Taking a 20 percent PEY carve-out from the bond side (a “60/20/20” allocation) produces a significantly higher average annual return than the benchmark but yields an inferior Sortino ratio.

Splitting the PEY carve-out equally from the equity and bond sides (a “48/32/20” mix) improves both nominal and risk-adjusted returns but ticks up volatility.

The sweet spot’s found by carving out a PEY allocation from the classic portfolio’s equity side (a “40/40/20” exposure). There’s a minimal impact on the portfolio’s average annual return but a significant reduction in volatility and, therefore, realized risk. Both risk ratios, especially the Sortino metric, are dramatically improved at the cost of just 10 basis points in annualized returns.

High div/low vol packages

Some newer high-dividend ETFs attempt to entice risk-averse investors by branding themselves as “low-volatility” portfolios. The oldest of these, launched in 2012, is the PowerShares S&P 500 High Dividend Low Volatility ETF (NYSE Arca: SPHD). SPHD’s index methodology screens the S&P 500 for 50 of the blue-chip benchmark’s highest-paying and least-volatile components, tilting the portfolio heavily toward utilities, consumer staples and financials.  At last look, SPHD paid out a 3.5 percent dividend.

It’s no surprise that SPHD is highly correlated to its parent index. Movements in the S&P 500 explain 77 percent of SPHD’s variance. SPHD’s beta, at .76, makes the fund a middling competitor to the veteran high-dividend products.

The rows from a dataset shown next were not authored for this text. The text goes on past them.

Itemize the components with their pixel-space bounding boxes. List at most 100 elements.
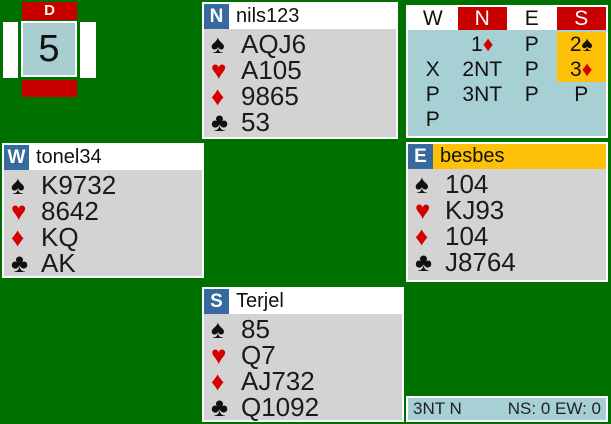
north-hand-cards: ♠ AQJ6 ♥ A105 ♦ 9865 ♣ 53 [204, 29, 396, 137]
auction-column-N: N [457, 7, 507, 30]
auction-column-S: S [556, 7, 606, 30]
seat-letter-north: N [204, 4, 229, 29]
west-hand-panel: W tonel34 ♠ K9732 ♥ 8642 ♦ KQ ♣ AK [2, 143, 204, 278]
east-diamonds-row: ♦ 104 [415, 223, 606, 249]
bid-N-row4 [458, 107, 508, 132]
diamond-suit-icon: ♦ [11, 222, 25, 252]
west-spades-cards[interactable]: K9732 [41, 170, 117, 200]
east-hearts-row: ♥ KJ93 [415, 197, 606, 223]
bid-W-row4: P [425, 108, 440, 131]
diamond-suit-icon: ♦ [415, 221, 429, 251]
south-diamonds-row: ♦ AJ732 [211, 368, 402, 394]
player-name-west: tonel34 [36, 146, 102, 168]
heart-suit-icon: ♥ [211, 340, 227, 370]
vul-bar-east [80, 22, 96, 78]
status-bar: 3NT N NS: 0 EW: 0 [406, 396, 608, 422]
spade-suit-icon: ♠ [211, 314, 225, 344]
diamond-suit-icon: ♦ [211, 366, 225, 396]
west-clubs-row: ♣ AK [11, 250, 202, 276]
south-hand-header: S Terjel [204, 289, 402, 314]
west-spades-row: ♠ K9732 [11, 172, 202, 198]
south-spades-row: ♠ 85 [211, 316, 402, 342]
seat-letter-south: S [204, 289, 229, 314]
west-hand-cards: ♠ K9732 ♥ 8642 ♦ KQ ♣ AK [4, 170, 202, 276]
east-spades-cards[interactable]: 104 [445, 169, 489, 199]
north-hand-header: N nils123 [204, 4, 396, 29]
score-label: NS: 0 EW: 0 [507, 399, 601, 418]
bid-W-row1 [408, 32, 458, 57]
auction-column-W: W [422, 7, 443, 30]
bid-E-row1: P [524, 33, 539, 56]
bid-W-row2: X [425, 58, 440, 81]
club-suit-icon: ♣ [11, 248, 29, 278]
south-spades-cards[interactable]: 85 [241, 314, 270, 344]
east-hand-cards: ♠ 104 ♥ KJ93 ♦ 104 ♣ J8764 [408, 169, 606, 280]
north-diamonds-cards[interactable]: 9865 [241, 81, 299, 111]
auction-body: 1♦ P 2♠ X 2NT P 3♦ P 3NT P P P [408, 30, 606, 136]
north-clubs-cards[interactable]: 53 [241, 107, 270, 137]
bid-W-row3: P [425, 83, 440, 106]
bid-S-row4 [557, 107, 607, 132]
spade-suit-icon: ♠ [415, 169, 429, 199]
heart-suit-icon: ♥ [11, 196, 27, 226]
south-diamonds-cards[interactable]: AJ732 [241, 366, 315, 396]
bid-E-row4 [507, 107, 557, 132]
north-hand-panel: N nils123 ♠ AQJ6 ♥ A105 ♦ 9865 ♣ 53 [202, 2, 398, 139]
north-spades-cards[interactable]: AQJ6 [241, 29, 307, 59]
seat-letter-west: W [4, 145, 29, 170]
board-number: 5 [21, 21, 77, 77]
east-spades-row: ♠ 104 [415, 171, 606, 197]
east-clubs-cards[interactable]: J8764 [445, 247, 516, 277]
south-hearts-row: ♥ Q7 [211, 342, 402, 368]
east-hearts-cards[interactable]: KJ93 [445, 195, 505, 225]
bid-S-row1: 2♠ [556, 32, 606, 57]
diamond-suit-icon: ♦ [211, 81, 225, 111]
bid-E-row2: P [524, 58, 539, 81]
seat-letter-east: E [408, 144, 433, 169]
south-clubs-row: ♣ Q1092 [211, 394, 402, 420]
north-spades-row: ♠ AQJ6 [211, 31, 396, 57]
bid-N-row1: 1♦ [471, 33, 494, 56]
auction-column-E: E [524, 7, 539, 30]
west-hearts-cards[interactable]: 8642 [41, 196, 99, 226]
board-vulnerability-indicator: D 5 [3, 2, 97, 97]
west-diamonds-cards[interactable]: KQ [41, 222, 79, 252]
north-hearts-row: ♥ A105 [211, 57, 396, 83]
east-diamonds-cards[interactable]: 104 [445, 221, 489, 251]
bid-N-row2: 2NT [462, 58, 503, 81]
north-clubs-row: ♣ 53 [211, 109, 396, 135]
bid-N-row3: 3NT [462, 83, 503, 106]
east-hand-header: E besbes [408, 144, 606, 169]
vul-bar-west [3, 22, 18, 78]
bid-E-row3: P [524, 83, 539, 106]
club-suit-icon: ♣ [211, 107, 229, 137]
north-diamonds-row: ♦ 9865 [211, 83, 396, 109]
heart-suit-icon: ♥ [415, 195, 431, 225]
west-hearts-row: ♥ 8642 [11, 198, 202, 224]
bid-S-row3: P [574, 83, 589, 106]
club-suit-icon: ♣ [415, 247, 433, 277]
player-name-north: nils123 [236, 5, 300, 27]
spade-suit-icon: ♠ [211, 29, 225, 59]
dealer-letter: D [44, 2, 55, 19]
bid-S-row2: 3♦ [556, 57, 606, 82]
vul-bar-south [22, 80, 77, 97]
west-diamonds-row: ♦ KQ [11, 224, 202, 250]
contract-label: 3NT N [413, 399, 462, 418]
dealer-marker-north: D [22, 2, 77, 20]
east-clubs-row: ♣ J8764 [415, 249, 606, 275]
south-hearts-cards[interactable]: Q7 [241, 340, 276, 370]
south-hand-panel: S Terjel ♠ 85 ♥ Q7 ♦ AJ732 ♣ Q1092 [202, 287, 404, 422]
west-hand-header: W tonel34 [4, 145, 202, 170]
north-hearts-cards[interactable]: A105 [241, 55, 302, 85]
west-clubs-cards[interactable]: AK [41, 248, 76, 278]
south-clubs-cards[interactable]: Q1092 [241, 392, 320, 422]
club-suit-icon: ♣ [211, 392, 229, 422]
heart-suit-icon: ♥ [211, 55, 227, 85]
spade-suit-icon: ♠ [11, 170, 25, 200]
player-name-south: Terjel [236, 290, 284, 312]
player-name-east: besbes [440, 145, 505, 167]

Using SPHD in a “40/40/20” portfolio pares 50 basis points off the return earned by a classic “60/40” portfolio and an equal amount from the portfolio’s volatility. The significant improvement in the portfolio’s Sortino ratio bespeaks SPHD’s defensive sector concentration.

SPHD isn’t the only ETF claiming low-vol street cred. The Global X SuperDividend US ETF (NYSE Arca: DIV) is another 50-stock portfolio that screens stocks for low volatility, but its universe includes MLPs and REITs. Thus, the fund’s high-dividend yield is north of seven percent.

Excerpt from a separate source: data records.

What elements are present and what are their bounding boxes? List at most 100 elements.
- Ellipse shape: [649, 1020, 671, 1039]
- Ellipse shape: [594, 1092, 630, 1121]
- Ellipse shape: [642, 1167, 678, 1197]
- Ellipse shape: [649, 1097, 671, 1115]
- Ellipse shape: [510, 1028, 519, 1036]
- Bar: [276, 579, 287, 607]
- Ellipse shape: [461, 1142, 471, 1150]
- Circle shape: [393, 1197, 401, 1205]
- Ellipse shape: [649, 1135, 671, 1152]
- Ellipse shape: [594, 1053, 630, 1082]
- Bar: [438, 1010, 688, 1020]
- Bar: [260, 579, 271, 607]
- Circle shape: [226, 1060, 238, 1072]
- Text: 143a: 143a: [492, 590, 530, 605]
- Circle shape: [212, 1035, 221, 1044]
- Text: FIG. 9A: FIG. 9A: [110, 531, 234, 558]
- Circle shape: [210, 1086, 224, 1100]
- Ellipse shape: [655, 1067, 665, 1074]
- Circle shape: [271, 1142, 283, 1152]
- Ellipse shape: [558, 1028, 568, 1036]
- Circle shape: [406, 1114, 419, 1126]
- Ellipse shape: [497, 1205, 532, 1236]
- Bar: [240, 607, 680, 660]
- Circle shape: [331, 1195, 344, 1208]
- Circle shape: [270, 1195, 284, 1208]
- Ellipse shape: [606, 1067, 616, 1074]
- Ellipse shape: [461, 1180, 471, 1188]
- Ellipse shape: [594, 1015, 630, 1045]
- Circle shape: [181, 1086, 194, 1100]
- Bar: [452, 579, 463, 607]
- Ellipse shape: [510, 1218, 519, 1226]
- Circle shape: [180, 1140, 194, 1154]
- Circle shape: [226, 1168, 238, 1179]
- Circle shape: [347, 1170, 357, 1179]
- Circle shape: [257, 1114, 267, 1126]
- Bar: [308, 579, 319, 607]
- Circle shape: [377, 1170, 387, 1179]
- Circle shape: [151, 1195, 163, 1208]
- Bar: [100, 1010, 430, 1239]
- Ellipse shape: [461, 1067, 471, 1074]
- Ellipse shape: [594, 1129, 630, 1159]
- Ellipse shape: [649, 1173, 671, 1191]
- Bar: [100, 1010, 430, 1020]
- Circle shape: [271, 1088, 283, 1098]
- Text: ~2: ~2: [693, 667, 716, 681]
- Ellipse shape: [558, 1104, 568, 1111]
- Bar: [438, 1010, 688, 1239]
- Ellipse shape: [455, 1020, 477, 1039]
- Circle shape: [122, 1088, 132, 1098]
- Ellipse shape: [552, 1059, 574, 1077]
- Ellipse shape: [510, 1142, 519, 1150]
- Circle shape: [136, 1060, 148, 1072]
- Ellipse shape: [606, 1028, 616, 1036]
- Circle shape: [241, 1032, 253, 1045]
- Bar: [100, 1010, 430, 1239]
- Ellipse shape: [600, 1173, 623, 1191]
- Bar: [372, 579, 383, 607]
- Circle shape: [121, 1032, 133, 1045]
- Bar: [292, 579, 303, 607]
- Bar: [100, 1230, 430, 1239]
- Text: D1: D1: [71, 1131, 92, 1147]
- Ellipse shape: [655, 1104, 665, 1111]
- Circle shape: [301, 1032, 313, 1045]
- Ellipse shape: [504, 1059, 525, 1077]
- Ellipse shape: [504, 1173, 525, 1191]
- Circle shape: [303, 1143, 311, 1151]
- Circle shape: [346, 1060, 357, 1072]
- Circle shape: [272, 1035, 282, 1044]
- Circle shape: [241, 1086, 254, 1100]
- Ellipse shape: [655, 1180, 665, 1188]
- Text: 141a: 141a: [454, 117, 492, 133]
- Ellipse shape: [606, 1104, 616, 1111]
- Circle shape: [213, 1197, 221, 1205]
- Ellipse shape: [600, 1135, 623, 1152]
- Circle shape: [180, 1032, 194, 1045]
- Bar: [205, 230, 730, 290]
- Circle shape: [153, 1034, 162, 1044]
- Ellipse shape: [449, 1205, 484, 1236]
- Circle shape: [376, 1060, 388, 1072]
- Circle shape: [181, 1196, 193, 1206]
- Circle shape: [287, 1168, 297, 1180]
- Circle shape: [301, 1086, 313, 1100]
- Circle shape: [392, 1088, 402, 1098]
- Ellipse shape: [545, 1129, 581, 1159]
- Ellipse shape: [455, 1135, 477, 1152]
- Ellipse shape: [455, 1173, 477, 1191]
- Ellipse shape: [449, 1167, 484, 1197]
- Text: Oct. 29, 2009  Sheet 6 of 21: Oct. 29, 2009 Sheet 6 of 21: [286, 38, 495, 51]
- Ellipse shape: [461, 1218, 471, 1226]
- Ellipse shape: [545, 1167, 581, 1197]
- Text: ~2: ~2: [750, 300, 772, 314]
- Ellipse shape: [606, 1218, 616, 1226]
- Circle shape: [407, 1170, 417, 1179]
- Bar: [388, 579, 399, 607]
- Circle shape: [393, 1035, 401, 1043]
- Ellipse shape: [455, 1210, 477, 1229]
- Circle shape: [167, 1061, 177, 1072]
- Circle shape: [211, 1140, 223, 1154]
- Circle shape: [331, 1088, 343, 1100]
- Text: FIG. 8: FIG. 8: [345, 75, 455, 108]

The fund’s equal-weighting scheme magnifies the energy and financial sectors’ influence, which perhaps explains why a portfolio including DIV has Sharpe and Sortino ratios worse than a classic “60/40” mix.

As with anything, it pays to look beyond the advertising for real evidence. Volatility is relative.

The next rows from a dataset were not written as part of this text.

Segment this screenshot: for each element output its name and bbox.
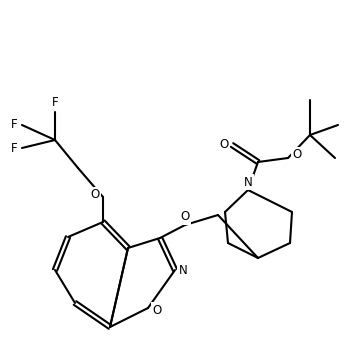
Text: F: F	[11, 142, 17, 155]
Text: O: O	[90, 188, 100, 201]
Text: N: N	[244, 175, 252, 188]
Text: F: F	[11, 118, 17, 131]
Text: O: O	[152, 303, 162, 317]
Text: O: O	[219, 139, 229, 151]
Text: F: F	[52, 97, 58, 110]
Text: O: O	[292, 148, 302, 162]
Text: N: N	[179, 264, 187, 277]
Text: O: O	[180, 211, 190, 224]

Investors will soon have another exchange-traded high-div/low-vol option. Legg Mason recently filed a registration statement for an ETF based on the QS Low Volatility High Dividend Index, a proprietary benchmark that culls 3,000 domestic stocks for sustainable dividends as well as low earnings and price volatility. The Legg Mason Low Volatility High Dividend ETF is expected to be listed on Nasdaq, but no ticker symbol has yet been assigned.

What’s clear from this exercise is that dividends come at a cost. Each high-dividend fund is constructed differently, and each presents a unique combination of risks and rewards. The highest-yielding product may not be the best addition to your portfolio. It’s often better to accept a more modest cash flow than risk hard-earned capital.